Additionally, city officials said, the rate proposals have decreased since the hospital group first made its proposal. They said the hospital initially had proposed a 13 percent cost increase, versus the 5 percent to 6 percent increases currently under consideration.

On the original 13 percent fee increase, Moller said "we succeeded in dropping that and saving the taxpayers' money."

City officials said health-care costs paid by the city would be directly increased by a hospital fee increase.

Hamill said city officials have been "unwilling to meet with us."

Metzner said the most recent meetings were unproductive.

City and hospital officials met in October and the following day, lawyers for the hospital filed a brief with the Maryland Health Care Commission to try to block the city from being considered an interested party in the matter. Had the Health Care Commission granted the hospital's motion, it would not have had to consider the city's comments about the move.

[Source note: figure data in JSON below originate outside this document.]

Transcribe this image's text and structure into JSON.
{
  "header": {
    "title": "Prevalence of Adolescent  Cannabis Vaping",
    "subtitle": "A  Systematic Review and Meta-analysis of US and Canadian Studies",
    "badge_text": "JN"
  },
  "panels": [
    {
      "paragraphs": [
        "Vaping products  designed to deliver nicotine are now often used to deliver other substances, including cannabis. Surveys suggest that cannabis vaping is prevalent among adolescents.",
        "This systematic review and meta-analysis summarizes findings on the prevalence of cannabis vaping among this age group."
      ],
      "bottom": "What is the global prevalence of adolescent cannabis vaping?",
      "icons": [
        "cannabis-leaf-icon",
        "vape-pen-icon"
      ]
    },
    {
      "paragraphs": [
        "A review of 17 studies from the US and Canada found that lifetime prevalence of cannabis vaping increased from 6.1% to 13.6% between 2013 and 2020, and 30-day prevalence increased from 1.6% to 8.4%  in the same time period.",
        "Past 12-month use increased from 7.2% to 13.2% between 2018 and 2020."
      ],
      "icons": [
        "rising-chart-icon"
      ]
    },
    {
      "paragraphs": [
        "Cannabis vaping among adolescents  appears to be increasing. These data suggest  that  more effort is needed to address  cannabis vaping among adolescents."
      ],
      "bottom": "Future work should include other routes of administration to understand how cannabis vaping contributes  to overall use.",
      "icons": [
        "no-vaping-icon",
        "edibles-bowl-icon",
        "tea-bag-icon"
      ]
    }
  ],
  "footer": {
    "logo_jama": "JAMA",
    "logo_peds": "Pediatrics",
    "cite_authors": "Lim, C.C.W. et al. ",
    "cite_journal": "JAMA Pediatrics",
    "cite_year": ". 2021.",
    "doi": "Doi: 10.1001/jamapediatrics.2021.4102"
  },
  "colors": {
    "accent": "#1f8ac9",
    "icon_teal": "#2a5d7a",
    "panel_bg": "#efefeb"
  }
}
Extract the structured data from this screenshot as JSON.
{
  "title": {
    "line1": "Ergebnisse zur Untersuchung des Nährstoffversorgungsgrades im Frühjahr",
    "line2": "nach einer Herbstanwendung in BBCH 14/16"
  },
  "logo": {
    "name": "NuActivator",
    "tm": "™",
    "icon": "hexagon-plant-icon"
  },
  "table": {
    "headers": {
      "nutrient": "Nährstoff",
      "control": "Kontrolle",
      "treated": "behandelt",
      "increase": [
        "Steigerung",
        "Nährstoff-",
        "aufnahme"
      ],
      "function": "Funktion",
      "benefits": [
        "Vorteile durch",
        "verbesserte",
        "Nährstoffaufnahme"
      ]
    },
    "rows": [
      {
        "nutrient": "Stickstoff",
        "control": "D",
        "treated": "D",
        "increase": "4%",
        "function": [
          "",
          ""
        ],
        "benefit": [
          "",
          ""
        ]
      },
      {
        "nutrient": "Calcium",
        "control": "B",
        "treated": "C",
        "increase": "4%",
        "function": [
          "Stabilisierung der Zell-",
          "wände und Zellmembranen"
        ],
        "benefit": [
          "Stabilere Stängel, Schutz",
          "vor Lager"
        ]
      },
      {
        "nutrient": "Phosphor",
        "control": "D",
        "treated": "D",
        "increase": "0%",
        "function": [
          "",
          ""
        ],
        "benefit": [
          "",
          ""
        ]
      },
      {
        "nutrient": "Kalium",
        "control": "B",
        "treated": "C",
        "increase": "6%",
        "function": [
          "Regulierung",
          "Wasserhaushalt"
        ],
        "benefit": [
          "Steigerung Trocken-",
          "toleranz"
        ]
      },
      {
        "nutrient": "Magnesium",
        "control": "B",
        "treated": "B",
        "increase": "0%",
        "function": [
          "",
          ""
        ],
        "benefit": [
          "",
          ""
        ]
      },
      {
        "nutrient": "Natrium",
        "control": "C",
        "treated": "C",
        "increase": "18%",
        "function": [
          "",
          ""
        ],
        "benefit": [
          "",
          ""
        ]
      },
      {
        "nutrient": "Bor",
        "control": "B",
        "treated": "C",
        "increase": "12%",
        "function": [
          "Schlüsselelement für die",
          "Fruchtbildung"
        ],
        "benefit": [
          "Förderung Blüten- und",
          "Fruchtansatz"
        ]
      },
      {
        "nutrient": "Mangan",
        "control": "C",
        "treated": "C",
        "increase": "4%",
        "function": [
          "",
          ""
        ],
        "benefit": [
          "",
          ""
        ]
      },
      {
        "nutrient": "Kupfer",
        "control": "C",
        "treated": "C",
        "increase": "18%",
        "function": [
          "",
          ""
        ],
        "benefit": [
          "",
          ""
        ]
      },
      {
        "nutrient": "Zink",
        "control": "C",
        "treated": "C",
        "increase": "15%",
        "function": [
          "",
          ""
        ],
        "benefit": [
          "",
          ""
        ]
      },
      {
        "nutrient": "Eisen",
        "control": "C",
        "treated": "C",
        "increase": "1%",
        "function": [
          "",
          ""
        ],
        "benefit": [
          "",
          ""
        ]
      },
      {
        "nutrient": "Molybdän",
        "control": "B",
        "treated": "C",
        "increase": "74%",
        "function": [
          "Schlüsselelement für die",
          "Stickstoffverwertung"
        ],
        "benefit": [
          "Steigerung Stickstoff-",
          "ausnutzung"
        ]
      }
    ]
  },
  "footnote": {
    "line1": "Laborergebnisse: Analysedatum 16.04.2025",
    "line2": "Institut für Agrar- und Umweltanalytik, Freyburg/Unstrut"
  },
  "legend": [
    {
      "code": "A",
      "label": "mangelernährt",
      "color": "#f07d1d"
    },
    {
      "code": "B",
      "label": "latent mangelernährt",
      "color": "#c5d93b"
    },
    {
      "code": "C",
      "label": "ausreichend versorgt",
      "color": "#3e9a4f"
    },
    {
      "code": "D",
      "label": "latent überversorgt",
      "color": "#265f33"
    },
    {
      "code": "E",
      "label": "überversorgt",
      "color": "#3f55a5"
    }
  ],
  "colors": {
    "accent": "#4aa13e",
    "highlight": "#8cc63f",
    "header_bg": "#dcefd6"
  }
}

And at this point - with one side claiming the other side is using "guerilla" tactics - it may be better to have lawyers from each side discuss problems, Metzner said.

Hendershot said he would be willing to sit down with hospital officials. But Breichner said, "What is to be gained with meeting with them?"

The mayor said he sees no value to personally meeting with hospital officials "on an issue which they're not willing to compromise in any way, shape or form."